Pandas - Introduction
In Python, pandas is one of the most popular libraries used for data analysis and data manipulation. It helps you easily work with structured data like tables, spreadsheets, or databases. Because of its powerful tools for handling data, pandas is widely used in data science, machine learning, statistics, and research. A Python library used for analyzing and organizing data.

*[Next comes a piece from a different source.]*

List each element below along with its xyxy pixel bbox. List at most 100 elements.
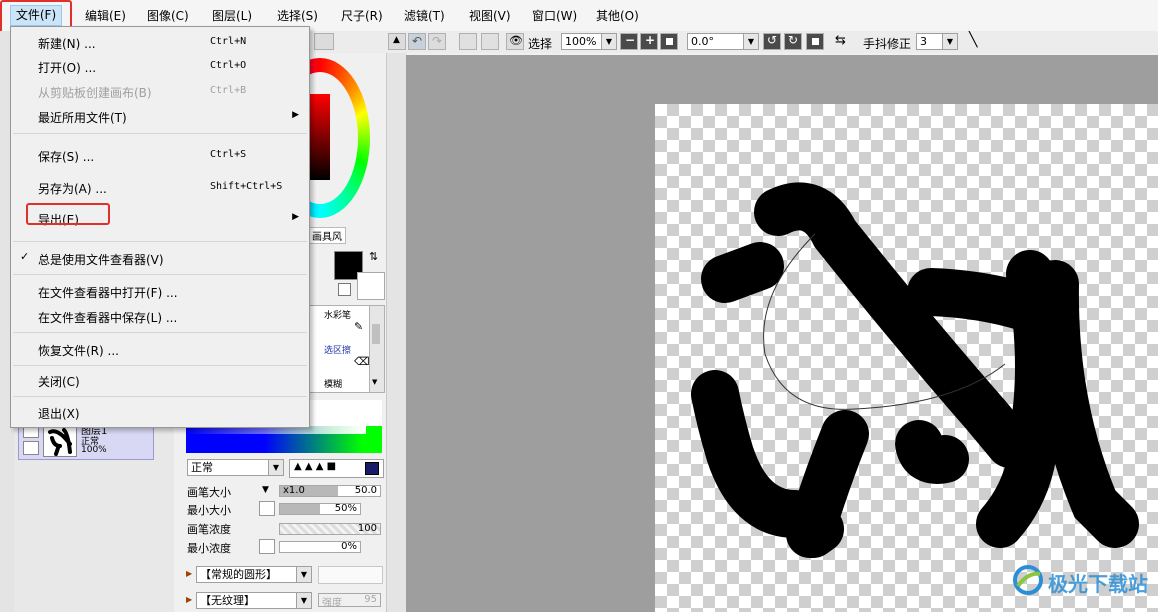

Built on top of NumPy, which provides fast numerical operations.
Main purpose:
import pandas as pd
data = {
"Name": ["Ram", "Sita", "Hari"],
"Age": [20, 22, 21]
}
df = pd.DataFrame(data)
print(df)
Some basics functions of dataframe object.
import pandas as pd
df = pd.read_csv("data.csv")
#Shows the first 5 rows of the dataset (default).
df.head()
#Displays the last 5 rows of the dataset.
df.tail()
#Gives a summary of the dataset, including column names, data types, and missing values.
df.info()
#Provides statistical summary (mean, min, max, etc.) for numerical columns.
df.describe()
#Shows the number of rows and columns in the dataset.
df.shape
#Displays the column names of the dataset.
df.columns
#Sorts the data based on a column.
df.sort_values("Age")
#drop(): Removes rows or columns from the dataset.
df.drop("Age", axis=1)
#groupby(): Groups data by a column and performs calculations.
df.groupby("Department").mean()